The crisis facing Welsh industry has worsened since Tata pleaded with the government, as Airbus – another major international employer – furloughed 3,000 of its staff from its site in the north of Wales on Monday. The developments come back to the same issue: will the government in Cardiff, and especially London, be prepared to save highly-skilled jobs in Wales? These are jobs that are the backbone of communities across our country, and demonstrate what Welsh workers have to offer global companies.
As Kinnock has pointed out, the financial difficulties faced by the industry is not necessarily short-term.

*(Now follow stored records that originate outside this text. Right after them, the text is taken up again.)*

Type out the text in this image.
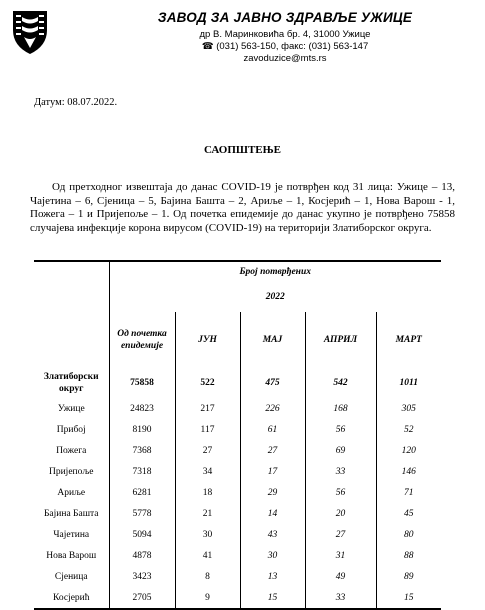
ЗАВОД ЗА ЈАВНО ЗДРАВЉЕ УЖИЦЕ
др В. Маринковића бр. 4, 31000 Ужице
☎ (031) 563-150, факс: (031) 563-147
zavoduzice@mts.rs
Датум: 08.07.2022.
САОПШТЕЊЕ
Од претходног извештаја до данас COVID-19 је потврђен код 31 лица: Ужице – 13, Чајетина – 6, Сјеница – 5, Бајина Башта – 2, Ариље – 1, Косјерић – 1, Нова Варош - 1, Пожега – 1 и Пријепоље – 1. Од почетка епидемије до данас укупно је потврђено 75858 случајева инфекције корона вирусом (COVID-19) на територији Златиборског округа.
	Број потврђених				
	2022				
	Од почетка епидемије	ЈУН	МАЈ	АПРИЛ	МАРТ
Златиборски округ	75858	522	475	542	1011
Ужице	24823	217	226	168	305
Прибој	8190	117	61	56	52
Пожега	7368	27	27	69	120
Пријепоље	7318	34	17	33	146
Ариље	6281	18	29	56	71
Бајина Башта	5778	21	14	20	45
Чајетина	5094	30	43	27	80
Нова Варош	4878	41	30	31	88
Сјеница	3423	8	13	49	89
Косјерић	2705	9	15	33	15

There are legitimate questions for consecutive UK governments over how they have supported the steel industry. The dumping of Chinese steel, the government’s approach to procurement, and punishing business rates are some of the factors that has meant that Port Talbot steelworkers have been competing “with one hand tied behind their backs”, as Kinnock put it.
The government was of course more than happy to support British Steel last year, after it received hundreds of millions of pounds when it collapsed into liquidation in 2019.
If the government was happy to inject money then, the Covid-19 economy has shown that the situation for Tata and Welsh communities is even more dangerous and desperate.
While there may be questions for the government, as well as for the steel industry itself, over their response to wider economic and sector trends, these should be asked post Covid-19 when our economy has started to make its recovery.
Now, the Welsh Government should work with London to support Tata Steel and safeguard thousands of jobs.
By doing so, communities will know that their governments are there to protect them and their skilled workforce. It will also be recognition for the industry that it may indeed have a viable future in the UK as a whole.
After all, as Kinnock told Dominic Raab last week, there can be no post-pandemic recovery unless there is strong and healthy Welsh and British steel industry.